By kindle recently bit the dust and as I reloaded the half-read novels into the new one’s memory, I came acroos a book for business managers. In many business books, I’ve found lots of semi-coherent and applicable advice (and soemtimes incoherant and inexplicable advice) for teachers. For example, in “The Truth About Managing People”, Stephen Robbins exhorts a manager to:

Be Open – I gave a “pop quiz” today. In reality, it was a class assignment turned into homework. I opened with the statement: I’m handing you an assessment. Reason 1) I need a product to show your regular classroom teacher you’ve learned something in this physics lab. Reason 2) I want to know exactly what you’ve learned, so next time I teach this, I know how to change my lesson to help other students. In a group of young men and women who struggle to shift into a “test” mode, I averted meltdowns and kept the room on an even keel.

Be Fair – Fair is not equal in my classroom.

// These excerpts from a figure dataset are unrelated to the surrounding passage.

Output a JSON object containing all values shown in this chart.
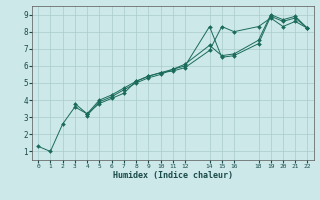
{
  "xlabel": "Humidex (Indice chaleur)",
  "bg_color": "#cce8e8",
  "grid_color": "#aacccc",
  "line_color": "#1a6b5a",
  "xlim": [
    -0.5,
    22.5
  ],
  "ylim": [
    0.5,
    9.5
  ],
  "xticks": [
    0,
    1,
    2,
    3,
    4,
    5,
    6,
    7,
    8,
    9,
    10,
    11,
    12,
    14,
    15,
    16,
    18,
    19,
    20,
    21,
    22
  ],
  "yticks": [
    1,
    2,
    3,
    4,
    5,
    6,
    7,
    8,
    9
  ],
  "lines": [
    {
      "x": [
        0,
        1,
        2,
        3,
        4
      ],
      "y": [
        1.3,
        1.0,
        2.6,
        3.6,
        3.2
      ]
    },
    {
      "x": [
        3,
        4,
        5,
        6,
        7,
        8,
        9,
        10,
        11,
        12,
        14,
        15,
        16,
        18,
        19,
        20,
        21,
        22
      ],
      "y": [
        3.8,
        3.2,
        3.8,
        4.1,
        4.4,
        5.1,
        5.4,
        5.6,
        5.7,
        5.9,
        6.9,
        8.3,
        8.0,
        8.3,
        8.8,
        8.3,
        8.6,
        8.2
      ]
    },
    {
      "x": [
        4,
        5,
        6,
        7,
        8,
        9,
        10,
        11,
        12,
        14,
        15,
        16,
        18,
        19,
        20,
        21,
        22
      ],
      "y": [
        3.1,
        3.9,
        4.2,
        4.6,
        5.0,
        5.3,
        5.5,
        5.8,
        6.0,
        8.3,
        6.5,
        6.6,
        7.3,
        8.9,
        8.6,
        8.8,
        8.2
      ]
    },
    {
      "x": [
        4,
        5,
        6,
        7,
        8,
        9,
        10,
        11,
        12,
        14,
        15,
        16,
        18,
        19,
        20,
        21,
        22
      ],
      "y": [
        3.2,
        4.0,
        4.3,
        4.7,
        5.1,
        5.4,
        5.6,
        5.8,
        6.1,
        7.2,
        6.6,
        6.7,
        7.5,
        9.0,
        8.7,
        8.9,
        8.2
      ]
    }
  ]
}
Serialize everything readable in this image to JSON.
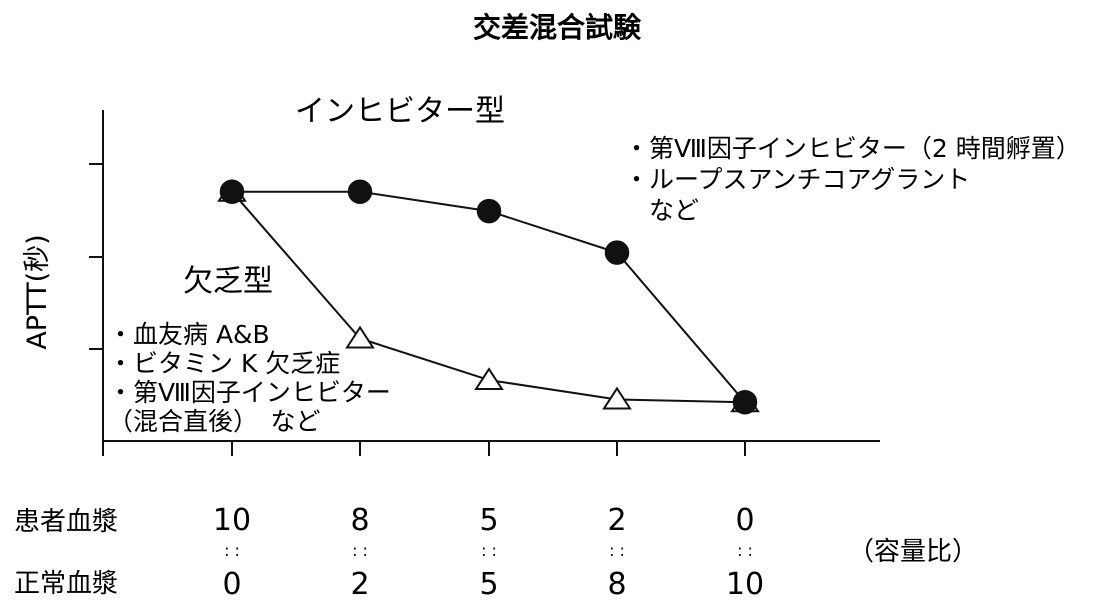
{
  "chart_data": {
    "type": "line",
    "title": "交差混合試験",
    "ylabel": "APTT(秒)",
    "xlabel": "",
    "categories": [
      "10",
      "8",
      "5",
      "2",
      "0"
    ],
    "x_rows": [
      {
        "label": "患者血漿",
        "values": [
          "10",
          "8",
          "5",
          "2",
          "0"
        ]
      },
      {
        "label": "正常血漿",
        "values": [
          "0",
          "2",
          "5",
          "8",
          "10"
        ]
      }
    ],
    "ratio_separator": ": :",
    "ratio_unit": "（容量比）",
    "ylim": [
      0,
      100
    ],
    "series": [
      {
        "name": "インヒビター型",
        "marker": "filled-circle",
        "color": "#111111",
        "values": [
          90,
          90,
          83,
          68,
          14
        ],
        "notes": [
          "・第Ⅷ因子インヒビター（2 時間孵置）",
          "・ループスアンチコアグラント",
          "　など"
        ]
      },
      {
        "name": "欠乏型",
        "marker": "open-triangle",
        "color": "#111111",
        "values": [
          90,
          37,
          22,
          15,
          14
        ],
        "notes": [
          "・血友病 A&B",
          "・ビタミン K 欠乏症",
          "・第Ⅷ因子インヒビター",
          "（混合直後）　など"
        ]
      }
    ]
  }
}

At the end of the year with me, I hope they understand why even if they don’t always accept it.

Speak your feelings – Tell your students if you’re cranky. (I usually have to warn a certain student(s) at homeroom at the end of the day…) Because students do not realize that you exist outside their sight. They really don’t. You exist to serve them (I try to remember that attitude when I get frustrated at the job. I’m doing this for them.)

Tell the truth – Quote of my week: As I rummage around a bin at the ReUse store, a student asks, “Mr. Patrick, are you searching for caulk?” “Yes, yes I am.”

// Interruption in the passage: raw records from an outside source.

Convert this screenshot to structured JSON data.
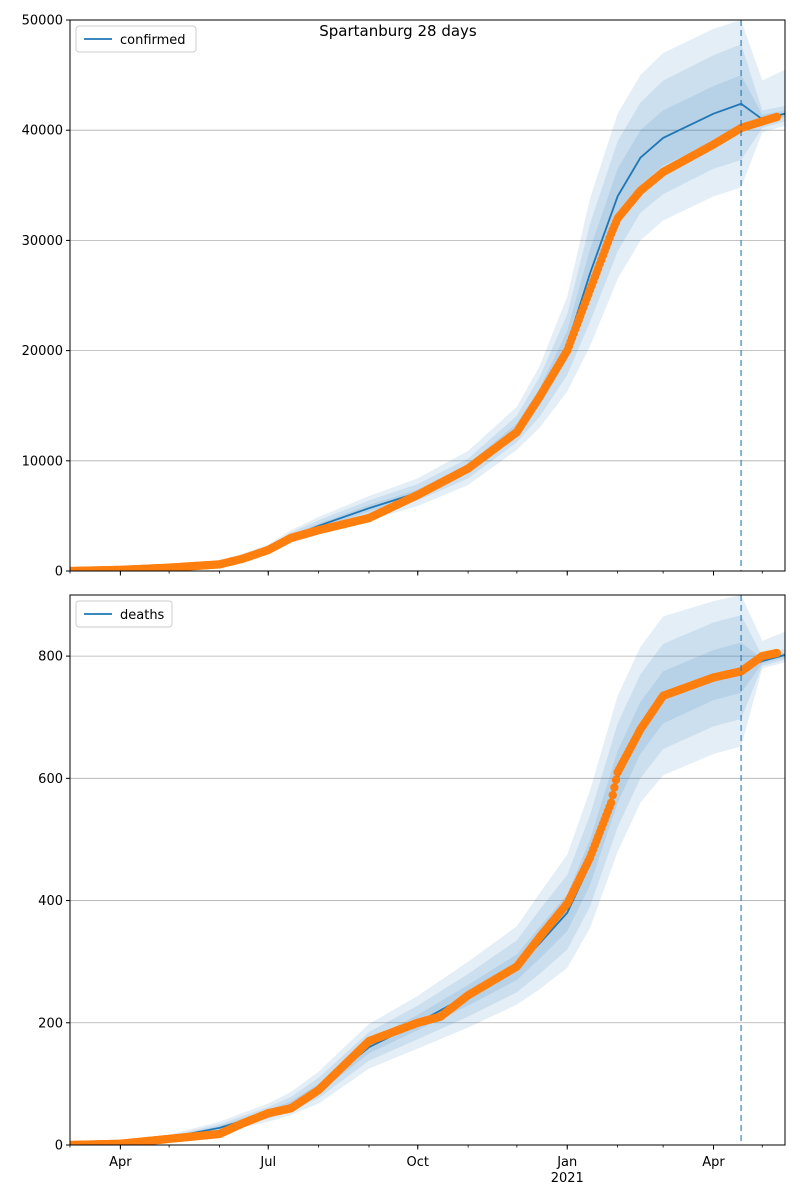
{
  "chart_data": {
    "title": "Spartanburg 28 days",
    "colors": {
      "model": "#1f77b4",
      "band": "#1f77b4",
      "observed": "#ff7f0e",
      "grid": "#b0b0b0",
      "vline": "#1f77b4"
    },
    "x_axis": {
      "type": "date",
      "range": [
        "2020-03-01",
        "2021-05-15"
      ],
      "tick_labels": [
        {
          "date": "2020-04-01",
          "label": "Apr"
        },
        {
          "date": "2020-07-01",
          "label": "Jul"
        },
        {
          "date": "2020-10-01",
          "label": "Oct"
        },
        {
          "date": "2021-01-01",
          "label": "Jan"
        },
        {
          "date": "2021-04-01",
          "label": "Apr"
        }
      ],
      "year_label": {
        "date": "2021-01-01",
        "label": "2021"
      },
      "forecast_start": "2021-04-18"
    },
    "panels": [
      {
        "type": "line",
        "legend": {
          "label": "confirmed",
          "loc": "upper left"
        },
        "ylim": [
          0,
          50000
        ],
        "yticks": [
          0,
          10000,
          20000,
          30000,
          40000,
          50000
        ],
        "grid": true,
        "model": {
          "x": [
            "2020-03-01",
            "2020-04-01",
            "2020-05-01",
            "2020-06-01",
            "2020-07-01",
            "2020-07-15",
            "2020-08-01",
            "2020-09-01",
            "2020-10-01",
            "2020-11-01",
            "2020-12-01",
            "2020-12-15",
            "2021-01-01",
            "2021-01-15",
            "2021-02-01",
            "2021-02-15",
            "2021-03-01",
            "2021-04-01",
            "2021-04-18",
            "2021-05-01",
            "2021-05-15"
          ],
          "y": [
            0,
            120,
            350,
            700,
            2000,
            3100,
            4100,
            5700,
            7100,
            9300,
            12900,
            15800,
            20500,
            27000,
            34000,
            37500,
            39300,
            41500,
            42400,
            41000,
            41500
          ],
          "lo50": [
            0,
            110,
            330,
            660,
            1900,
            2900,
            3900,
            5400,
            6800,
            8900,
            12400,
            15000,
            19200,
            24800,
            31500,
            35000,
            36800,
            39000,
            39800,
            40600,
            41200
          ],
          "hi50": [
            0,
            130,
            370,
            740,
            2100,
            3300,
            4300,
            6000,
            7400,
            9700,
            13400,
            16600,
            21800,
            29200,
            36500,
            40000,
            41800,
            44000,
            45000,
            41400,
            41800
          ],
          "lo80": [
            0,
            100,
            300,
            620,
            1800,
            2700,
            3600,
            5000,
            6400,
            8400,
            11700,
            14000,
            17800,
            22600,
            29000,
            32500,
            34200,
            36500,
            37300,
            40200,
            40800
          ],
          "hi80": [
            0,
            140,
            400,
            780,
            2250,
            3500,
            4600,
            6400,
            7900,
            10200,
            14100,
            17600,
            23300,
            31500,
            39000,
            42500,
            44500,
            46800,
            47800,
            41800,
            42200
          ],
          "lo95": [
            0,
            90,
            270,
            580,
            1700,
            2500,
            3300,
            4600,
            5900,
            7800,
            11000,
            13000,
            16300,
            20400,
            26500,
            30000,
            31800,
            34000,
            34800,
            39800,
            40400
          ],
          "hi95": [
            0,
            150,
            430,
            830,
            2400,
            3700,
            4900,
            6800,
            8400,
            10900,
            14900,
            18600,
            24900,
            33800,
            41500,
            45000,
            47000,
            49200,
            50000,
            44500,
            45500
          ]
        },
        "observed": {
          "x": [
            "2020-03-01",
            "2020-04-01",
            "2020-05-01",
            "2020-06-01",
            "2020-06-15",
            "2020-07-01",
            "2020-07-15",
            "2020-08-01",
            "2020-09-01",
            "2020-10-01",
            "2020-11-01",
            "2020-12-01",
            "2020-12-15",
            "2021-01-01",
            "2021-01-15",
            "2021-01-28",
            "2021-02-01",
            "2021-02-15",
            "2021-03-01",
            "2021-04-01",
            "2021-04-18",
            "2021-05-01",
            "2021-05-10"
          ],
          "y": [
            0,
            100,
            300,
            600,
            1100,
            1900,
            3000,
            3700,
            4800,
            6900,
            9300,
            12600,
            15800,
            20000,
            25500,
            30600,
            32000,
            34500,
            36200,
            38700,
            40200,
            40800,
            41200
          ]
        }
      },
      {
        "type": "line",
        "legend": {
          "label": "deaths",
          "loc": "upper left"
        },
        "ylim": [
          0,
          900
        ],
        "yticks": [
          0,
          200,
          400,
          600,
          800
        ],
        "grid": true,
        "model": {
          "x": [
            "2020-03-01",
            "2020-04-01",
            "2020-05-01",
            "2020-06-01",
            "2020-07-01",
            "2020-07-15",
            "2020-08-01",
            "2020-09-01",
            "2020-10-01",
            "2020-11-01",
            "2020-12-01",
            "2020-12-15",
            "2021-01-01",
            "2021-01-15",
            "2021-02-01",
            "2021-02-15",
            "2021-03-01",
            "2021-04-01",
            "2021-04-18",
            "2021-05-01",
            "2021-05-15"
          ],
          "y": [
            0,
            3,
            12,
            28,
            52,
            66,
            92,
            160,
            200,
            245,
            290,
            330,
            380,
            460,
            600,
            680,
            730,
            765,
            778,
            792,
            802
          ],
          "lo50": [
            0,
            3,
            11,
            26,
            48,
            61,
            85,
            150,
            188,
            228,
            270,
            305,
            350,
            425,
            560,
            640,
            690,
            728,
            740,
            788,
            798
          ],
          "hi50": [
            0,
            4,
            13,
            31,
            57,
            72,
            100,
            172,
            213,
            262,
            312,
            357,
            410,
            500,
            645,
            725,
            775,
            810,
            822,
            796,
            806
          ],
          "lo80": [
            0,
            2,
            10,
            23,
            43,
            55,
            77,
            138,
            173,
            210,
            250,
            280,
            320,
            390,
            520,
            600,
            648,
            685,
            697,
            784,
            794
          ],
          "hi80": [
            0,
            5,
            15,
            34,
            62,
            79,
            110,
            185,
            228,
            280,
            335,
            385,
            442,
            540,
            690,
            770,
            820,
            855,
            867,
            800,
            812
          ],
          "lo95": [
            0,
            2,
            9,
            20,
            38,
            49,
            68,
            125,
            158,
            192,
            230,
            255,
            290,
            355,
            480,
            560,
            605,
            640,
            652,
            780,
            790
          ],
          "hi95": [
            0,
            6,
            17,
            38,
            68,
            87,
            120,
            198,
            244,
            300,
            358,
            412,
            475,
            580,
            735,
            815,
            865,
            890,
            900,
            825,
            840
          ]
        },
        "observed": {
          "x": [
            "2020-03-01",
            "2020-04-01",
            "2020-05-01",
            "2020-06-01",
            "2020-06-15",
            "2020-07-01",
            "2020-07-15",
            "2020-08-01",
            "2020-09-01",
            "2020-10-01",
            "2020-10-15",
            "2020-11-01",
            "2020-12-01",
            "2020-12-15",
            "2021-01-01",
            "2021-01-15",
            "2021-01-28",
            "2021-02-01",
            "2021-02-15",
            "2021-03-01",
            "2021-04-01",
            "2021-04-18",
            "2021-05-01",
            "2021-05-10"
          ],
          "y": [
            0,
            2,
            10,
            18,
            35,
            52,
            60,
            90,
            170,
            200,
            210,
            245,
            292,
            340,
            395,
            470,
            560,
            610,
            680,
            735,
            765,
            775,
            800,
            805
          ]
        }
      }
    ]
  }
}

Show consistency – I drink coffee like a fish…actually, I drink it like a teacher who believes he has to be as physically able with the students as much as his body allows and therefore takes PEDs.  I’m work on being consistent.  If a student complains about a little thing, like working outside in the heat, I bring up larger issues (hey, that’s cool.  Let’s take a drink break then.  Now, when you’re my age, how will you approach your boss and say, “this is enough!” without getting fired?).  I will probably lose my cowboy hat somewhere on campus and more than likely it will be in someones way.  I’m consistent.

Fulfill your promises –  Easy to say, hard to do.  A classroom management guru once said that the simple act of asking students to walk into class, place their stuff away, sit down and bring a pencil and paper into their hands, ready to learn means asking students to listen to you five times.  Multiply that by the twenty-odd students in your class (I hear it may get larger in California), and you make one hundred requests for discipline in less than a minute of classroom time.  Why does a student follow directives rather than goof-off?  Because a teacher promises to be the most important thing in the world right now.  It’s a hard promise to fulfill some days.

Maintain confidences –  Students will test limits.  They will try to throw you off your game.  Or, as one student said to me today “hey, if we keep asking questions, he’ll burst and we can steal his stuff!” (I was eating lunch at time, trying to avoid the need to converse with the leaders of the school club I facilitate.)  They don’t do it because they “don’t like you”  or “you’re mean” or “they are bad kids” or “their parents never taught them anything”.  They do it because they haven’t yet mastered the skills necessary for co-operative work, or play or living.  For my students, sometimes just living next to other humans is hard.

All good advice for a teacher, right? Because students are just little people, or if they are in high school, normal-sized people with shorter-sized (though sometimes very scary and deep) life experiences to draw on.  My house might have depreciated the current Wall-Street led economic recession, but I appreciate the chance to reflect on some Wall-Street led management lessons.